A key finding in the correlational analysis showed high agreement between Wikipedia citation patterns and the JCR's total citation counts for journals. Notably, the correlation was weaker for the JCR impact factors and the number of articles per journal. The strongest correlations were obtained by multiplying the total number of citations by the impact factor, indicating that Wikipedia authors might overcite high-impact journals compared to the overall scientific literature.
Discussion
The research highlights several implications:
- Reliability of Citations: The strong correlation between Wikipedia citations and total citations in the JCR suggests that Wikipedia can be a credible information organizer, especially for science-related content.
- Field Biases: Astronomy journals received disproportionately high citations, with a notable effort in Australian botany, as illustrated by journals like Nuytsia (101 citations). Conversely, internet-related journals received fewer citations, contradicting the notion that Wikipedia would show substantial bias towards topics favored by the "Internet-savvy" demographic.

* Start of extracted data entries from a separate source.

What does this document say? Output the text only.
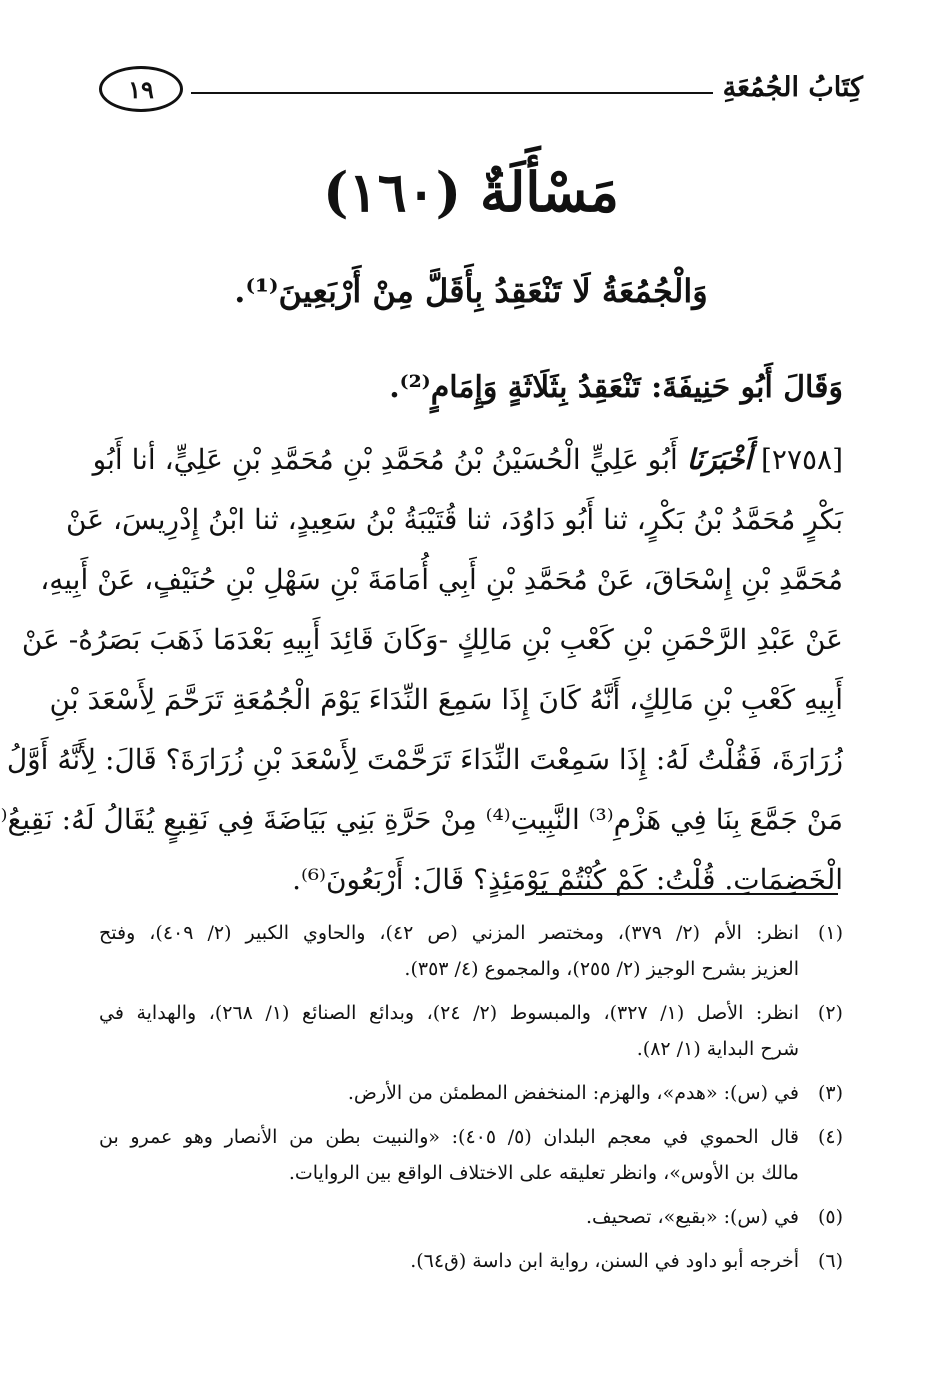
كِتَابُ الجُمُعَةِ
١٩
مَسْأَلَةٌ (١٦٠)
وَالْجُمُعَةُ لَا تَنْعَقِدُ بِأَقَلَّ مِنْ أَرْبَعِينَ⁽¹⁾.
وَقَالَ أَبُو حَنِيفَةَ: تَنْعَقِدُ بِثَلَاثَةٍ وَإِمَامٍ⁽²⁾.
[٢٧٥٨] أَخْبَرَنَا أَبُو عَلِيٍّ الْحُسَيْنُ بْنُ مُحَمَّدِ بْنِ مُحَمَّدِ بْنِ عَلِيٍّ، أنا أَبُو
بَكْرٍ مُحَمَّدُ بْنُ بَكْرٍ، ثنا أَبُو دَاوُدَ، ثنا قُتَيْبَةُ بْنُ سَعِيدٍ، ثنا ابْنُ إِدْرِيسَ، عَنْ
مُحَمَّدِ بْنِ إِسْحَاقَ، عَنْ مُحَمَّدِ بْنِ أَبِي أُمَامَةَ بْنِ سَهْلِ بْنِ حُنَيْفٍ، عَنْ أَبِيهِ،
عَنْ عَبْدِ الرَّحْمَنِ بْنِ كَعْبِ بْنِ مَالِكٍ -وَكَانَ قَائِدَ أَبِيهِ بَعْدَمَا ذَهَبَ بَصَرُهُ- عَنْ
أَبِيهِ كَعْبِ بْنِ مَالِكٍ، أَنَّهُ كَانَ إِذَا سَمِعَ النِّدَاءَ يَوْمَ الْجُمُعَةِ تَرَحَّمَ لِأَسْعَدَ بْنِ
زُرَارَةَ، فَقُلْتُ لَهُ: إِذَا سَمِعْتَ النِّدَاءَ تَرَحَّمْتَ لِأَسْعَدَ بْنِ زُرَارَةَ؟ قَالَ: لِأَنَّهُ أَوَّلُ
مَنْ جَمَّعَ بِنَا فِي هَزْمِ⁽³⁾ النَّبِيتِ⁽⁴⁾ مِنْ حَرَّةِ بَنِي بَيَاضَةَ فِي نَقِيعٍ يُقَالُ لَهُ: نَقِيعُ⁽
الْخَضِمَاتِ. قُلْتُ: كَمْ كُنْتُمْ يَوْمَئِذٍ؟ قَالَ: أَرْبَعُونَ⁽⁶⁾.
(١)انظر: الأم (٢/ ٣٧٩)، ومختصر المزني (ص ٤٢)، والحاوي الكبير (٢/ ٤٠٩)، وفتح
العزيز بشرح الوجيز (٢/ ٢٥٥)، والمجموع (٤/ ٣٥٣).
(٢)انظر: الأصل (١/ ٣٢٧)، والمبسوط (٢/ ٢٤)، وبدائع الصنائع (١/ ٢٦٨)، والهداية في
شرح البداية (١/ ٨٢).
(٣)في (س): «هدم»، والهزم: المنخفض المطمئن من الأرض.
(٤)قال الحموي في معجم البلدان (٥/ ٤٠٥): «والنبيت بطن من الأنصار وهو عمرو بن
مالك بن الأوس»، وانظر تعليقه على الاختلاف الواقع بين الروايات.
(٥)في (س): «بقيع»، تصحيف.
(٦)أخرجه أبو داود في السنن، رواية ابن داسة (ق٦٤).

- Access to Free Articles: Freely accessible journals like the BMJ appeared to gain more citations on Wikipedia, likely due to the open-access nature of their articles.
- Quality Assessment: The methodology proposed, which includes structured citation markup and citation template utilization, facilitates the assessment of Wikipedia article quality based on outbound citation patterns.
Future Directions
The paper indicates several avenues for further research and development:
- Enhanced Citation Tools: The incorporation of reference management tools like Zotero, which supports Wikipedia citation handling, suggests that the structure and number of scientific citations in Wikipedia will continue to grow. Future research could explore how these tools contribute to citation accuracy and ease of reference.
- Automated Quality Metrics: Developing algorithms that more accurately correlate Wikipedia citation data with traditional bibliometric measures could enhance the ability to assess and ensure the quality of Wikipedia articles.
- Field-Specific Studies: More granular studies on specific scientific fields and their citation patterns within Wikipedia could provide deeper insights into how certain disciplines are represented and referenced.
Conclusion
Nielsen's investigation into scientific citations on Wikipedia offers substantial quantitative evidence that enhances confidence in Wikipedia's role as an information resource for scientific content. While it reveals certain biases and areas of overcitation, the overall alignment with established scientific citation patterns supports the use of Wikipedia for background reading and information organization. The paper underscores the importance of structured citation practices, which will likely benefit future researchers seeking well-organized and credible references.